How True Is Chloe Zhao’s Hamnet? The Real History Revealed
Chloé Zhao’s Hamnet is already storming the awards-season conversation, with Paul Mescal and Jessie Buckley anchoring this adaptation of Maggie O’Farrell’s novel about Shakespeare’s early years, his bond with wife Agnes, and the shattering loss of their 11-year-old son that would ignite his creative legacy.
Chloe Zhao has a new contender in the awards-season scrum with Hamnet, led by Paul Mescal and Jessie Buckley. It plays like a love story, a family tragedy, and a riff on how personal loss might have bled into Shakespeare’s work. It’s also deliberately not a straight biography, which is exactly why people are debating it.
What the movie is (and isn’t)
Hamnet adapts Maggie O'Farrell’s bestselling novel about Shakespeare’s early life, focusing on his marriage to Agnes (often called Anne Hathaway in the scholarship) and their 11-year-old son, Hamnet. The film treats that family’s grief as the emotional lens for the creation of Hamlet. Historically speaking, that connection is not provable, and the story leans into imagination by design.
- Solid facts: William Shakespeare married a woman recorded as Anne Hathaway (O'Farrell uses the name Agnes), and they had a son named Hamnet who died at 11. Hamlet was written a few years after Hamnet’s death, and the names Hamnet/Hamlet were often used interchangeably at the time.
- Informed speculation: The exact circumstances of Hamnet’s death are unclear, though plague is a reasonable guess for the era. Whether that loss directly inspired Hamlet has never been definitively proven. O'Farrell’s story builds a fuller, strong-willed portrait of Agnes and a passionate marriage—choices meant to counter how thinly she’s been treated by history, not to offer a vetted record.
- Current reception: At the moment, Hamnet sits at 8.2 on IMDb with an 88% Tomatometer on Rotten Tomatoes.
Agnes, not the footnote
O'Farrell has been explicit about pushing back on the way Shakespeare’s wife has been flattened into a convenient stereotype. She told the BBC she kept seeing the same dismissive narrative repeated: that Anne/Agnes was uneducated, trapped Shakespeare into marriage, and drove him to flee to London. The book—and now the film—tries to give her interiority and agency rather than leaving her as a historical shrug.
"I got slightly sidetracked by how badly history and scholarship has treated his wife... We’ve only ever really been given one narrative about her... that she was an illiterate peasant who trapped him into marriage, that he hated her, that he ran away to London to get away from her."
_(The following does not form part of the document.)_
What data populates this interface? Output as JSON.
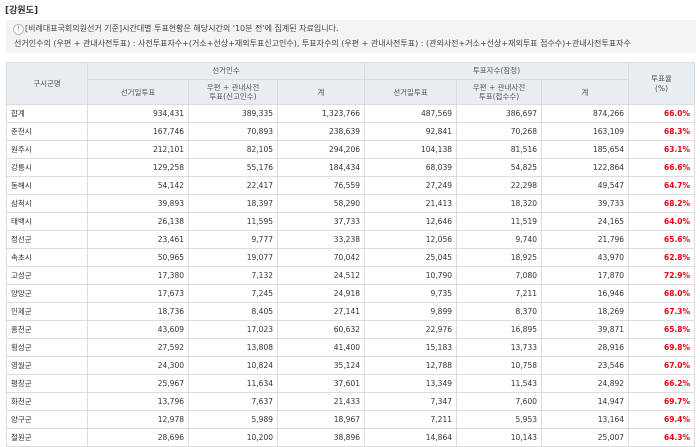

Whether you buy O'Farrell’s take or not, it’s reacting to a real gap: Agnes is one of the most elusive figures linked to the most famous playwright on Earth. There’s plenty of room for interpretation because the record is that thin.
Hamnet vs. Hamlet: the connective tissue
The timing, the name overlap, and the grief are all compelling dots to connect. But there is no hard evidence that Shakespeare wrote Hamlet as a direct elegy for his son. That doesn’t stop the story from feeling emotionally true, and it’s the emotional truth Zhao leans on. She’s said the novel reframed Hamlet for her completely.
"I never really understood [Hamlet]."
She describes the play as dense and dark, and says reading O'Farrell’s book let her see it through a parent’s grief—suddenly, the turmoil made sense in a new way. That’s the movie’s bet: if you view the text through that lens, a speculative story can still land like a gut punch.
Where to see it
Hamnet is currently playing in select theaters in the U.S.